For holiday reading, I'm hauling along Eco's Foucault's Pendulum, which I just started this week, and Jay Winik's The Great Upheaval. I also have a few recent issues of The American Historical Review and Common-place that I need to catch up on.
- From The Times, Sir Arthur Conan Doyle biographer Andrew Lycett offers "10 things you didn't know about Conan Doyle."
- The BBC reported this week that the eBay auction of a 4,000-year old Iraqi clay tablet carved with cuneiform writing was halted after archaeologists spotted the sale. The tablet was confiscated by police from a Zurich warehouse, and the would-be seller faces a hefty fine (around $300,000).
- Author Alice Walker's papers have been purchased by Emory University. Journals, notebooks, drafts, letters and other materials comprise the 122-box collection. The archive will be processed and available in about a year, Emory says, although some of the journals will remain sealed for the time being. Emory also has the papers of Salman Rushdie, Ted Hughes and Seamus Heaney, among others.
- The NYTimes profiled William Dane, Keeper of Prints at the Newark Public Library.
- From BibliOdyssey, images from the Kalender of the Shepherdes, a medieval almanac first published in the 1490s. Pecay writes "Although Kalender of the Shepherdes is the archetype for the persisting modern interpretation of an almanac (Old Farmer's Almanac for instance), the original work, which proved to be widely influential in both literary and social terms, was fundamentally about achieving salvation. The astrological charts and sherherd's folk wisdom about harvests, diet and medicine were side dishes to the core devotional and religious instructional main course."
- Rare Book Review reports that the Austrian National Archive has purchased the "handwritten manuscripts, notes and work papers of avant-garde Austrian writer Peter Handke" for €500,000.
- Over at Book Patrol, Michael notes a new and different twist on library theft: Tammie Ware has been arrested in Akron, OH after police found more than 1,000 books, DVDs, CDs and toys (worth more than $15,000) in her house, all stolen from the Akron Public Library. "Ware is accused of signing up her children repeatedly, using fake names, and checking out library materials under those names until the fines got too exorbitant." A police detective said "To the point she had listed thirty-five children. She had fines that totaled over eight thousand dollars." Apparently this had been going on for years, until a librarian noticed Ware signing up her kids using different names ... again. Ware's facing felony charges. I'll keep an eye on this one.

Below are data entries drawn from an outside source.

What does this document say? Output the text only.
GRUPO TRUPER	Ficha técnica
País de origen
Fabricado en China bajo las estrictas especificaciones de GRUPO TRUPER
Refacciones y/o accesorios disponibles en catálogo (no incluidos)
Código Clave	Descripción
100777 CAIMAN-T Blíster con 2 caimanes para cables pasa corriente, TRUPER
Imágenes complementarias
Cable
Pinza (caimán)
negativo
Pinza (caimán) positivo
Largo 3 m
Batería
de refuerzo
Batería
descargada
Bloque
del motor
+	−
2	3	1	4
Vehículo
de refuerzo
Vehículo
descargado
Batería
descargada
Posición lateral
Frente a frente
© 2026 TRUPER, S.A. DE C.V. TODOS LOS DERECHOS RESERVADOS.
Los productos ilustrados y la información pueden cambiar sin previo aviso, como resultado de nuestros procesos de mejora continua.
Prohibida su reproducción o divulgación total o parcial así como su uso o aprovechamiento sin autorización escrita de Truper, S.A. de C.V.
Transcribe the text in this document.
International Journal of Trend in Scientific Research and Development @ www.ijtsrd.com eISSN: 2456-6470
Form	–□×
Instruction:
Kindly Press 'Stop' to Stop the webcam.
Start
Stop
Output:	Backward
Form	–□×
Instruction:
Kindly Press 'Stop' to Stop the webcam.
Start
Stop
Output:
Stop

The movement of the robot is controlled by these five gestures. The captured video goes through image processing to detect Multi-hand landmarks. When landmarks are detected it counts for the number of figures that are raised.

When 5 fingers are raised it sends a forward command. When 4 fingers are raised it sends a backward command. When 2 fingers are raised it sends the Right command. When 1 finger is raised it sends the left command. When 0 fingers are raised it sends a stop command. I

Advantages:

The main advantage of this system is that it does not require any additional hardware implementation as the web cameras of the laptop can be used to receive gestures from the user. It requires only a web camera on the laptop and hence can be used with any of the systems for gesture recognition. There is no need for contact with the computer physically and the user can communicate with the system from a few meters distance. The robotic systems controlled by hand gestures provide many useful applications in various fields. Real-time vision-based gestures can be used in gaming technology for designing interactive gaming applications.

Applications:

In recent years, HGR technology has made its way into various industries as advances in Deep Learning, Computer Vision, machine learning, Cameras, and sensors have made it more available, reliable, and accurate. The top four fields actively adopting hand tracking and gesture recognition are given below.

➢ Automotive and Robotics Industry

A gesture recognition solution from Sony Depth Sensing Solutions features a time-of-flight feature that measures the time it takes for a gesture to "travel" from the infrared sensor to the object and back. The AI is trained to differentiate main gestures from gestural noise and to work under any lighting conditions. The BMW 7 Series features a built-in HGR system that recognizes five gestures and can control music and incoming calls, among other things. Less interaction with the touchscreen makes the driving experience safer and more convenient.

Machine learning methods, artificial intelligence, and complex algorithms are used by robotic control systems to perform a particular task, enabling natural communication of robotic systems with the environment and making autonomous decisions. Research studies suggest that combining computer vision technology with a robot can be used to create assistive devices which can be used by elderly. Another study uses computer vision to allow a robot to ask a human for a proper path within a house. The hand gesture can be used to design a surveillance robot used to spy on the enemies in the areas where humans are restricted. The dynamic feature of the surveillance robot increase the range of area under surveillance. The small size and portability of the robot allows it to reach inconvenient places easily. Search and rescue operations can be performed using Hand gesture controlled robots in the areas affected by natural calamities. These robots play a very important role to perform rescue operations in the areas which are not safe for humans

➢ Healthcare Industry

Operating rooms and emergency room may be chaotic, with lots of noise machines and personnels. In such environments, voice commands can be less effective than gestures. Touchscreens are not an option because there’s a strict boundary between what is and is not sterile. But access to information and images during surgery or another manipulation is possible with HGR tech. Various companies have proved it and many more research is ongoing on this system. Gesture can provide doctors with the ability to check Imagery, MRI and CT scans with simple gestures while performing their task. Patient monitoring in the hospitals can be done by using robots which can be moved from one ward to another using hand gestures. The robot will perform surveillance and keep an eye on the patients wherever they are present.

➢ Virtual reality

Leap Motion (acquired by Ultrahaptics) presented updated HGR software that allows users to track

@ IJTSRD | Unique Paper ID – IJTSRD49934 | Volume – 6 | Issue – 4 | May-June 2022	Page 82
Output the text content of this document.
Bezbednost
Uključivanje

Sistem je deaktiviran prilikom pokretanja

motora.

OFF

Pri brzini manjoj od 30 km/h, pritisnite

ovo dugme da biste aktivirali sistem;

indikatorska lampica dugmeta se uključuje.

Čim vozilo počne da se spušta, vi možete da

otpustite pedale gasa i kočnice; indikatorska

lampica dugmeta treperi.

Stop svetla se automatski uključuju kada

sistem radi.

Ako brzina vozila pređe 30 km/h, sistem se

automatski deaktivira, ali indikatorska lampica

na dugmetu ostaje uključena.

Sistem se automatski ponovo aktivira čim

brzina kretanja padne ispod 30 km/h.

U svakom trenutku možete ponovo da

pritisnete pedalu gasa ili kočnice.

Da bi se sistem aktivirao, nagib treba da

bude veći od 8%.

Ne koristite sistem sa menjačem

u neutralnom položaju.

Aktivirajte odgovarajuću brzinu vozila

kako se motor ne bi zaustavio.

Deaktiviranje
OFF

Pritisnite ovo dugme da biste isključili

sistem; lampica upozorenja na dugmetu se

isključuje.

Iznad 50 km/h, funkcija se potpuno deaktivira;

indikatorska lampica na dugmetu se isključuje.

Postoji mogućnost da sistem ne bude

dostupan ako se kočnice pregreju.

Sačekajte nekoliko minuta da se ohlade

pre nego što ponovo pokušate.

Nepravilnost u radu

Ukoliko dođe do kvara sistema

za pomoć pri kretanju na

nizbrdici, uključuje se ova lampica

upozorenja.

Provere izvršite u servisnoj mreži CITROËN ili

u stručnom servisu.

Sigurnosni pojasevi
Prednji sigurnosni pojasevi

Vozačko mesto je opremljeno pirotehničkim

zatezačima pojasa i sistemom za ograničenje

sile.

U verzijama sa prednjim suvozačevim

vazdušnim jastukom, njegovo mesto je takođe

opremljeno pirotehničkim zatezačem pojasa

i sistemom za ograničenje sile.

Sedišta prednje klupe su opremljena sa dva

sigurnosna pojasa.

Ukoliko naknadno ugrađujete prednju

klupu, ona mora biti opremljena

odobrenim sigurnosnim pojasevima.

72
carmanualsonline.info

- John has the third installment of images from Houghton's Gibbon exhibit, which I finally got to see this week (just in the nick of time). It was very nicely done - kudos, John!
- This week marked the 164th anniversary of the publication of Charles Dickens' A Christmas Carol (one of my favorite books). Michael caught the right date, and also linked to this exhibit of Dickens' Christmas books and stories.
- Over at Campaign for the American Reader, Marshall notes Garrison Keillor's "most important books," as told to Newsweek. They also asked him to name "a classic you revisited with disappointment" ("Moby Dick: Why did it take Melville so looooooonnnng to get to the story? I couldn't make it more than halfway through") and a "book that parents should read to their kids" ("Moby Dick: Two minutes and they'll be asleep"). Heh.
- Typefoundry reports in on the Caslon Tomb, a monument to several generations of Caslons at St. Luke's in Old Street (London).
- Last weekend, Paul Collins wrote about a long-lost feature of 19th-century periodicals: "the mysteriously one sided 'Editor's Chair' or 'responses to readers' sections, which give answers to individual readers without ever telling you what the questions were." Those from the Boys Own Paper have apparently now been collected in book form as Your Case is Hopeless. I agree with Paul: "I simply must have this book..."
- Michael has a new essay out, "The Internet and the Traditional Bookseller: A Failing Relationship." I think he's right that this is still very uncertain territory and that big changes are probably in the offing for how booksellers (and book buyers, for that matter) use the Internet.
- A copy of the 1685/1680 second edition of John Eliot's "Indian Bible" is currently for sale on eBay. Something you don't see every day. Asking price: $175,000.
- In The Telegraph, John Adamson reviews John Burrow's A History of Histories.
- In the Philadelphia Inquirer, Desmond Ryan reviews Eve LaPlante's Salem Witch Judge.